Man you're killing it with these finds, there are some really nice ones there!  I don't know about value for these, but that Rattler Oil bottle from Phoenix is definitely going to be pretty desirable, and two of the hutchinson bottles are listed as Rare (less than 10 known) on Hutchbook.com.  Never seen those US Public Health Service bottles before, those are really cool.  The Glyco-heroin bottles aren't terribly rare to my knowledge, but they tend to do relatively well on Ebay.  And while the two blue bottles are relatively common they're still attractive enough to be desirable, especially the ink bottle.


----------



## yacorie (Oct 5, 2019)

Hutches are always nice but I agree I like the rattler oil.  Whether designed for rattle snakes or not that’s obviously what comes to mind.
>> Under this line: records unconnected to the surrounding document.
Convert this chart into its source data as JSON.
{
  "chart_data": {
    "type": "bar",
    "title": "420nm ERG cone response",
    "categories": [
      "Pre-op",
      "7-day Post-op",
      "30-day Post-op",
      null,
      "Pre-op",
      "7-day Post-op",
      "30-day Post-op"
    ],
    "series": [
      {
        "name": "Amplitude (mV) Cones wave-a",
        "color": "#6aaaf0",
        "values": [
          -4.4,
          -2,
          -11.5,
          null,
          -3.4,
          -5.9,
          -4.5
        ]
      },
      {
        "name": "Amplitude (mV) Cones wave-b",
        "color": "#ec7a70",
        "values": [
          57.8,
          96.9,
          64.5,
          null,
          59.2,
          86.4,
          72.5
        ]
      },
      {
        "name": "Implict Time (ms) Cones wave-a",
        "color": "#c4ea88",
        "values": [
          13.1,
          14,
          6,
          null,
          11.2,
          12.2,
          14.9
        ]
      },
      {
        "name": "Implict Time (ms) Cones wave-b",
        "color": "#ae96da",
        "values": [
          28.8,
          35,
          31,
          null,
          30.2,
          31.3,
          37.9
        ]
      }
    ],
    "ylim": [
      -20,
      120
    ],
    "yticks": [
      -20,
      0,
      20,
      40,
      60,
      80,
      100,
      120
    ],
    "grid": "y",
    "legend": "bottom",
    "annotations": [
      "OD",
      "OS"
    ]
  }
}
a quick eBay search has one of these listed for 400 dollars.  Not sure if it’s yours but that’s way more money than I would have anticipated but that might just be pie in the sky


----------



## Goosepimp (Oct 5, 2019)

I really appreciate your insight. I'm not a bottle collector so I'm trying to find them a home


----------



## Willington Glass (Oct 9, 2019)

Great finds.  The Rattler Oil, in particular, is desirable.  In my personal data base, I have 3 examples of the 4 3/4" size selling, between 2009 & 2014 (E-Bay & Glass Works), for $40 to $100, with a single 3 1/2" example selling in on E-Bay in 2015 for $146.  The Stafford's Ink usually sells for $10 - $25, depending on condition.


----------



## GritsGal (Nov 13, 2019)

I’m dying to see the bottle but I can’t get attachment to open.


----------